Making a case of fossil fuel sources such as crude oil, Falih said that conventional vehicles comprise 99.8% of the global vehicle fleet, with the balance being EVs that have only replaced 30,000 barrels per day (bpd) of crude oil vis-a-vis a global production of 100 million barrels per day.
“It will still remain negligible, even as the fleet will double in next three decades. Orderly energy transformations are a complex phenomenon,” Al-Falih said and added, “I am glad that the Indian government’s wise and rational policies have led to more realistic yet progressive electrification plans for Indian mobility.”
The National Democratic Alliance government has decided against formulating an EV policy in an apparent U-turn from its position so far, providing a breather to many carmakers that are unprepared for an abrupt shift to the clean-fuel technology. Any shift to EVs will help India’s strategy for achieving its climate change commitments and help reduce its crude oil import dependence.
“We appreciate the importance of this point that the pain that the consumers here in India are feeling,” Al-Falih said and added that the pain would have been much more if five or 10 years ago Saudi Arabia adopted the optimistic but unrealistic view regarding a decline of fossil fuels in the future.
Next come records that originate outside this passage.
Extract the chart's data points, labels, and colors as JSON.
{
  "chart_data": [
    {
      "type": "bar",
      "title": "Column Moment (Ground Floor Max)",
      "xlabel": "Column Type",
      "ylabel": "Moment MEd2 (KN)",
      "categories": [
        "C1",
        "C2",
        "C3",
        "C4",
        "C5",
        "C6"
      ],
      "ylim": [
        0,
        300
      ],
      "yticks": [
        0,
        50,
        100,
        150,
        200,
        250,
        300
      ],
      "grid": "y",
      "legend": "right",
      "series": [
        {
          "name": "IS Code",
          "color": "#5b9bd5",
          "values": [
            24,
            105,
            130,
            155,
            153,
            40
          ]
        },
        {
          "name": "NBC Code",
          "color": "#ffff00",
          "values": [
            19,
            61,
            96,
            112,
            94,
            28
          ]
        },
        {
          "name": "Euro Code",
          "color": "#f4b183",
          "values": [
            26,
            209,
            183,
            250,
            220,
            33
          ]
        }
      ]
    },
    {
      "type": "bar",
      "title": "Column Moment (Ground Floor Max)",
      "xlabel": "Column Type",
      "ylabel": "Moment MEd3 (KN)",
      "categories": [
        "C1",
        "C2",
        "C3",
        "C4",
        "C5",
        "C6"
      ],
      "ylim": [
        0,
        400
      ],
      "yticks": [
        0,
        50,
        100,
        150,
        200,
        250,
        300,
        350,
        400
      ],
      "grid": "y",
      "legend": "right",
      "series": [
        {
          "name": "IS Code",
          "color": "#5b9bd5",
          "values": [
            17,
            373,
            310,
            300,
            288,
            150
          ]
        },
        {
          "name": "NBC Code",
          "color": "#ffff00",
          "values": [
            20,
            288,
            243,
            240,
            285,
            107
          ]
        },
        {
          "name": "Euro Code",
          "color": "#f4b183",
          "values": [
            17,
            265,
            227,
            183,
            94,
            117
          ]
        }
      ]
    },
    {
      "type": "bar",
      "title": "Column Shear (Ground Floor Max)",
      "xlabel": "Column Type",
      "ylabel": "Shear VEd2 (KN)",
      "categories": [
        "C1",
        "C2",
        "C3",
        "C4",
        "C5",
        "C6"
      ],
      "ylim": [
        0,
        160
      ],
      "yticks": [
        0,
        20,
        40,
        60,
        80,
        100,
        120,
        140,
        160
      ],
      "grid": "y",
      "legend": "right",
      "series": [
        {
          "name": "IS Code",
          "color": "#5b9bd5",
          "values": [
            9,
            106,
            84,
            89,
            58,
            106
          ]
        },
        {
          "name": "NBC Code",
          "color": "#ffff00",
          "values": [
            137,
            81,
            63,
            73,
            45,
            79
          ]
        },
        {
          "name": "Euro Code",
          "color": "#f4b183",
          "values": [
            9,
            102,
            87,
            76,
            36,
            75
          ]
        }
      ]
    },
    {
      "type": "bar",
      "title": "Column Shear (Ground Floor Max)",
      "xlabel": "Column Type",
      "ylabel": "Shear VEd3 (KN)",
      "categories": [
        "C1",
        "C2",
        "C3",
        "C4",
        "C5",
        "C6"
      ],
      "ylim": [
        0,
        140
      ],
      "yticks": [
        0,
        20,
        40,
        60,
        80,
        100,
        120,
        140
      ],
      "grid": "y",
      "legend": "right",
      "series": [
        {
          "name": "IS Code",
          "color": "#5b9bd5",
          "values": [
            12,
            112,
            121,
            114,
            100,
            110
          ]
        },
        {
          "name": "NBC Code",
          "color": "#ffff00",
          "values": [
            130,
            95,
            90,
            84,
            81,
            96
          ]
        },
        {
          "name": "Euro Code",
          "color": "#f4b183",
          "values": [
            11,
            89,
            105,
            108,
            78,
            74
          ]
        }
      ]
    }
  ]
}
Sultan Ahmed Al Jaber, minister of state in United Arab Emirates government and the CEO of state run-Abu Dhabi National Oil Co (Adnoc) added that India’s energy transition doesn’t mean a transition away from fossil fuels.
“On the contrary, fossil fuels will remain the dominant source of energy in India, representing at least 80% of the Indian energy mix by 2040. And oil imports will rise by 175%, accounting for 65% of overall energy imports. In short, oil and gas will remain a fundamental driver of the Indian economy,” added Sultan Ahmed Al Jaber.